O Mastinho dos Pirineus é, antes de tudo, um cão de trabalho lento. Durante gerações, não lhe foi pedido velocidade nem obediência, mas critério: ficar sozinho com o rebanho, avaliar cada situação e decidir quando intervir.
No dia-a-dia é sereno, seguro de si mesmo e notavelmente equilibrado. Não busca conflito nem é perturbado por qualquer ruído; reserva sua energia para o que realmente considera uma ameaça. Com sua família mostra-se carinhoso, leal e protetor, e tende a vigiar os seus com mais discrição do que com medo. Não é um cão pegajoso ou dependente, mas sim muito ligado ao seu povo.
Em face de estranhos é reservado e vigilante, embora não hostil se tiver sido bem socializado. A sua forma de guardar é mais dissuasiva do que reativa: interfere, avisa e só escala se a situação o exigir. Esta nobreza – a palavra mais repetida entre os criadores – é precisamente o que o padrão da raça pede para preservar: um cão “inteligente, nobre e funcional”, nunca desajeitado ou agressivo por defeito.
Coabitação: crianças, outros animais de estimação, piso e solidão
Com crianças. O Mastinho dos Pirenéus é normalmente paciente e protetor com as crianças de casa, a quem trata com uma tolerância quase paterna. Dito isto, seu enorme tamanho exige supervisão sempre: um exemplar de 70 ou 80 kg pode involuntariamente tirar uma criança pequena ao girar ou apoiar-se. As apresentações e jogos devem ser calmos e controlados.
Com outros animais. Por ser um cão criado para viver entre o gado e não para predá-lo, seu instinto de presa é moderado e convive bem com outros animais quando cresce com eles.
No chão. Francamente: não é o ideal. Este mastodonte precisa de espaço para se mover ao seu ritmo e, acima de tudo, um pátio ou terreno para patrulhar.
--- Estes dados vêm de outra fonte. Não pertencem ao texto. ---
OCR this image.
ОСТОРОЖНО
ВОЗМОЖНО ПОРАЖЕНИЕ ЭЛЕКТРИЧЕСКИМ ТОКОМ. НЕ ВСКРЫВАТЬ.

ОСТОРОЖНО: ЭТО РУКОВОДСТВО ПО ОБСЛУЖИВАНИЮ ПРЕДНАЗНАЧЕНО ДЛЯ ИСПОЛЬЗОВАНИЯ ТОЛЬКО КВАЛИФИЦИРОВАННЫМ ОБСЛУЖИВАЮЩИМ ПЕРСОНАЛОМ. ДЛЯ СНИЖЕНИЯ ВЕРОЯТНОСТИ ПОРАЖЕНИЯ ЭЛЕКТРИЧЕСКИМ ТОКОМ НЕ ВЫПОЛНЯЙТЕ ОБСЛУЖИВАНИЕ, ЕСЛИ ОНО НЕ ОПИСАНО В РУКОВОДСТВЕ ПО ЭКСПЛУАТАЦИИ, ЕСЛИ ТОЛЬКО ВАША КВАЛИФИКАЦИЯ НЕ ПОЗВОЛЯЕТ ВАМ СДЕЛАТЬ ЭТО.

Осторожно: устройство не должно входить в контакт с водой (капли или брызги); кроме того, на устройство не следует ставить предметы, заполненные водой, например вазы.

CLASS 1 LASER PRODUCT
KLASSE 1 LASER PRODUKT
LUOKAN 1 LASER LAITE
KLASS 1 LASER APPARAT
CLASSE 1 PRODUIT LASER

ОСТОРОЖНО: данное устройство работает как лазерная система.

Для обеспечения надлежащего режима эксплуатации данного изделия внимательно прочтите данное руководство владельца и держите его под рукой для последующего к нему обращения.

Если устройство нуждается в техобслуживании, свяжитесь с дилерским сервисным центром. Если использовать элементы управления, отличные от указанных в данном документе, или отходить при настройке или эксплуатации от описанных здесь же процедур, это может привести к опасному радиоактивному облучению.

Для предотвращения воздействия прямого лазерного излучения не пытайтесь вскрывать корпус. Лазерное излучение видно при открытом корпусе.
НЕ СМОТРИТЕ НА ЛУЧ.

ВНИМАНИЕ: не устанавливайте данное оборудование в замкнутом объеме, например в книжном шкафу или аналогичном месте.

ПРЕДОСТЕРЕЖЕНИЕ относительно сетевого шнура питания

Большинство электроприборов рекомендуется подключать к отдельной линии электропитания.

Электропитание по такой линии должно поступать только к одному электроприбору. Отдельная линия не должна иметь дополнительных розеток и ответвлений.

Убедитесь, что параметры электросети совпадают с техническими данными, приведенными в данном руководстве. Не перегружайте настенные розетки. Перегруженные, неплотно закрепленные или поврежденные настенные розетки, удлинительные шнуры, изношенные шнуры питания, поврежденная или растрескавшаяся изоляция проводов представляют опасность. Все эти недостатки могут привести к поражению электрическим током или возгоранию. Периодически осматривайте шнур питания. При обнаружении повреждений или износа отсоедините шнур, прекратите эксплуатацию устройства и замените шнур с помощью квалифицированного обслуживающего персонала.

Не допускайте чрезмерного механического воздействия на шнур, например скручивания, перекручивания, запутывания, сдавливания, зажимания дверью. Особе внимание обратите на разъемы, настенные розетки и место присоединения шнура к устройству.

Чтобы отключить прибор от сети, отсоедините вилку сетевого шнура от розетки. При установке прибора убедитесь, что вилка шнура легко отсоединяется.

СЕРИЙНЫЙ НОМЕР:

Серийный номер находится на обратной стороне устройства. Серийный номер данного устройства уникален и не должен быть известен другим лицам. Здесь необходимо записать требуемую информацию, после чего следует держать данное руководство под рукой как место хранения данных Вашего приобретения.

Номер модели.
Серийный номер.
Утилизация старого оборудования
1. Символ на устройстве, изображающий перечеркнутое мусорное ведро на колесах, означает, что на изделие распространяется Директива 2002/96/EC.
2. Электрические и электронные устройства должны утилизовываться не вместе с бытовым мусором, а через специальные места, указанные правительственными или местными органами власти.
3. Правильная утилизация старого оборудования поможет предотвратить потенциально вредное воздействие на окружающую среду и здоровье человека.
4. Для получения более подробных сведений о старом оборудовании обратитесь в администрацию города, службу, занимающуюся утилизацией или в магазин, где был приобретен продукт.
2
Pode viver em uma casa ampla se lhe tirarem seus passeios, mas um apartamento pequeno na cidade vai contra sua natureza de guardião de fora.
Soledad. tolera melhor a solidão do que muitas raças graças ao seu caráter independente e ao fato de estar acostumado a montar guarda por conta própria.
Educação e formação
Educar um Mastiff dos Pirineus é um exercício de coerência e paciência, não de repetições mecânicas. É inteligente, mas também independente e um pouco teimoso: foi selecionado para pensar por si mesmo, por isso não espere a resposta instantânea de um pastor ou um retriever. Ele obedecerá quando entender o porquê e confiar no que está à sua frente.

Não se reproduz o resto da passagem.